Q:  What is “League Age” and how do I figure that out?

A:  “League Age” is the age Little League International considers your child to be for purposes of determining in which age division he or she is eligible to play. That age used to be the child’s age as of April 30th of each year. Why? We don’t know; that was just the rule. Commencing with the 2015 Season, Little League International is changing the age rules. Why? That's a long answer; too long for here. For the 2016 Season, please refer to the Age Chart available in the Handouts section of this website to find out how old your child is for Little League.


Q:  Is there an All-Star team? How does my player get selected?

A:  Yes! BBLL has a long and successful tradition of All-Star or “summer ball” teams. The teams usually play in at least one-to-two (sometimes more) local-area tournaments. Bound Brook typically fields a team for players 9-10 years old (10U) and a team for players 11-12 years old (12U). Under certain circumstances, and player who is slightly younger that the ages listed may be selected to play. The decision to field an All-Star team and selections to any team rest solely with BBLL.


Recently, BBLL has also sent teams to participate in the official Little League Tournament, which is the first step in attempting to reach the Little League World Series, broadcast on ESPN. Because of the combination play with Middlesex this year, BBLL and MLL will have the option of fielding joint teams for participation in that tournament, should the leagues so desire. 

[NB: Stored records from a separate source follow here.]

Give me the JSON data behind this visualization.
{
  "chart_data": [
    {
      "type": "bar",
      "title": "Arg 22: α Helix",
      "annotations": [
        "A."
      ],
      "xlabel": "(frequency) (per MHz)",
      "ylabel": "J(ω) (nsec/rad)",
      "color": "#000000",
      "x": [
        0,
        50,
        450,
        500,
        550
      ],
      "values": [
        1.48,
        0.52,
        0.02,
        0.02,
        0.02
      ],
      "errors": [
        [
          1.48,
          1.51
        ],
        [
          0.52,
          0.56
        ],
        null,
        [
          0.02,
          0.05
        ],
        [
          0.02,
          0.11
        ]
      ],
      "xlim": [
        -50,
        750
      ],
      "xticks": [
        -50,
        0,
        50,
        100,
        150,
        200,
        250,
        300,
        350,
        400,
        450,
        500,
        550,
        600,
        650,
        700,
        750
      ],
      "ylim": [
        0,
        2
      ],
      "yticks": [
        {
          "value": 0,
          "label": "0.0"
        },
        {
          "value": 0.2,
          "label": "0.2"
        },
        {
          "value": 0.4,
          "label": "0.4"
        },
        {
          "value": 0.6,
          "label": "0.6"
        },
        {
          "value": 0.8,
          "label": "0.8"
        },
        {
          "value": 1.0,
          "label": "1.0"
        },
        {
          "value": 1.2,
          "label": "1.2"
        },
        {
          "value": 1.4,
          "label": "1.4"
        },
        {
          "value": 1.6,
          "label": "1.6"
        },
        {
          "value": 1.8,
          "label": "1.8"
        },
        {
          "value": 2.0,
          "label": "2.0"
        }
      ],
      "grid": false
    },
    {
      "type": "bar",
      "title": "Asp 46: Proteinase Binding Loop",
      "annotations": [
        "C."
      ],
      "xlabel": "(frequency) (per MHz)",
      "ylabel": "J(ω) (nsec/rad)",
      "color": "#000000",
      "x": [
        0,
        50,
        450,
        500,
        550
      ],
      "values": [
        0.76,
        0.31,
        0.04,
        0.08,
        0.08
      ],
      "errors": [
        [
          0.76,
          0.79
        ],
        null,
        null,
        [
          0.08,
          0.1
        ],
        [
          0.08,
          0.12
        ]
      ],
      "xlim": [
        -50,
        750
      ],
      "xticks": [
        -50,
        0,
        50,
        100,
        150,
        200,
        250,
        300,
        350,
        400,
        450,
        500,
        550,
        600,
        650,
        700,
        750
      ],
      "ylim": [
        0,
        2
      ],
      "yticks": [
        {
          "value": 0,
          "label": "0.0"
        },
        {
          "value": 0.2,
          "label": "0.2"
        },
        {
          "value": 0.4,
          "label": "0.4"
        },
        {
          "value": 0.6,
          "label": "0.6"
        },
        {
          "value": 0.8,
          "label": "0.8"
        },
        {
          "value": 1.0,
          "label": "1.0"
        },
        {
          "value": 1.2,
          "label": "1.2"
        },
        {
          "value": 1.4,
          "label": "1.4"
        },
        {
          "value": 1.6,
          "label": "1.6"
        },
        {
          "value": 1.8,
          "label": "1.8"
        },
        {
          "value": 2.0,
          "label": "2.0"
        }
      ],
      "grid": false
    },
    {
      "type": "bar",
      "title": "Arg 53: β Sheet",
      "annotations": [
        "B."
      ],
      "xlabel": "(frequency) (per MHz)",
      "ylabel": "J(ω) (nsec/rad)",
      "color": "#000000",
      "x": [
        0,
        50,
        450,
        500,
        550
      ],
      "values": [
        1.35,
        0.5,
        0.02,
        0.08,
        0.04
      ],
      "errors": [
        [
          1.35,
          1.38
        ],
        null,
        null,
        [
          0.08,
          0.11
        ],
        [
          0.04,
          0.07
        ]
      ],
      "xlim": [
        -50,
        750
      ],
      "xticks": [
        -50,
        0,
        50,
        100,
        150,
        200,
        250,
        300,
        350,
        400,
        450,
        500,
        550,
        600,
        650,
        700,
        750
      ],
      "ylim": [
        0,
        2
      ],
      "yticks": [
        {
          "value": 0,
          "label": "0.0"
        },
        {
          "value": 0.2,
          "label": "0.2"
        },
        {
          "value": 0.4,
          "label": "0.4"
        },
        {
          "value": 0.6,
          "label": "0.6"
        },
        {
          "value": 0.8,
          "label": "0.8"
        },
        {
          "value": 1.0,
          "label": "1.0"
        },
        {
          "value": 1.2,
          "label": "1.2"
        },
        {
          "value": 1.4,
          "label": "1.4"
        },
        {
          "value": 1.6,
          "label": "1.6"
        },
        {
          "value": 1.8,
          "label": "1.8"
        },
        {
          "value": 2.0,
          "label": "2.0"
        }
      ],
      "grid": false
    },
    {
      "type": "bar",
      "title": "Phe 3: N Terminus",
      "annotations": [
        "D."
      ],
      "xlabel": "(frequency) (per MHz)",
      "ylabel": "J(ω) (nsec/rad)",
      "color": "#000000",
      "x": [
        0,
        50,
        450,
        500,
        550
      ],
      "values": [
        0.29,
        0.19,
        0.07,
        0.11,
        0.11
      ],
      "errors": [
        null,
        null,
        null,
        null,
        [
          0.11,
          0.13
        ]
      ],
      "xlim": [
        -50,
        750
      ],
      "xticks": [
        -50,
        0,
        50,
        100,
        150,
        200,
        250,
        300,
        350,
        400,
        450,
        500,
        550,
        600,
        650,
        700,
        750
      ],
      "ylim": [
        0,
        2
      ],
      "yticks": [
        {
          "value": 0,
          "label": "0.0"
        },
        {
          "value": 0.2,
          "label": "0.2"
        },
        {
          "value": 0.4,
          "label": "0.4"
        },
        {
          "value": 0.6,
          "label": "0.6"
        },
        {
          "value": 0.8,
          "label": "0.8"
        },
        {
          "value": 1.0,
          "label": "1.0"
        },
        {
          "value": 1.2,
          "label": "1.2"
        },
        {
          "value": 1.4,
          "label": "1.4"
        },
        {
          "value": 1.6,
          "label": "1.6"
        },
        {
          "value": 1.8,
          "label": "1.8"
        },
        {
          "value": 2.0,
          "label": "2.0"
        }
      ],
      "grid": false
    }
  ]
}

Playing for an All-Star team is a privilege. Players are chosen by vote of the regular season Team Managers based on the players’ levels of talent and ability to be part of a team. In order to be eligible for selection, a player must have played in at least 60% of his or her team’s regular season games. There are additional fees for All-Star uniforms (usually around $50) and may be additional fees for tournament entry.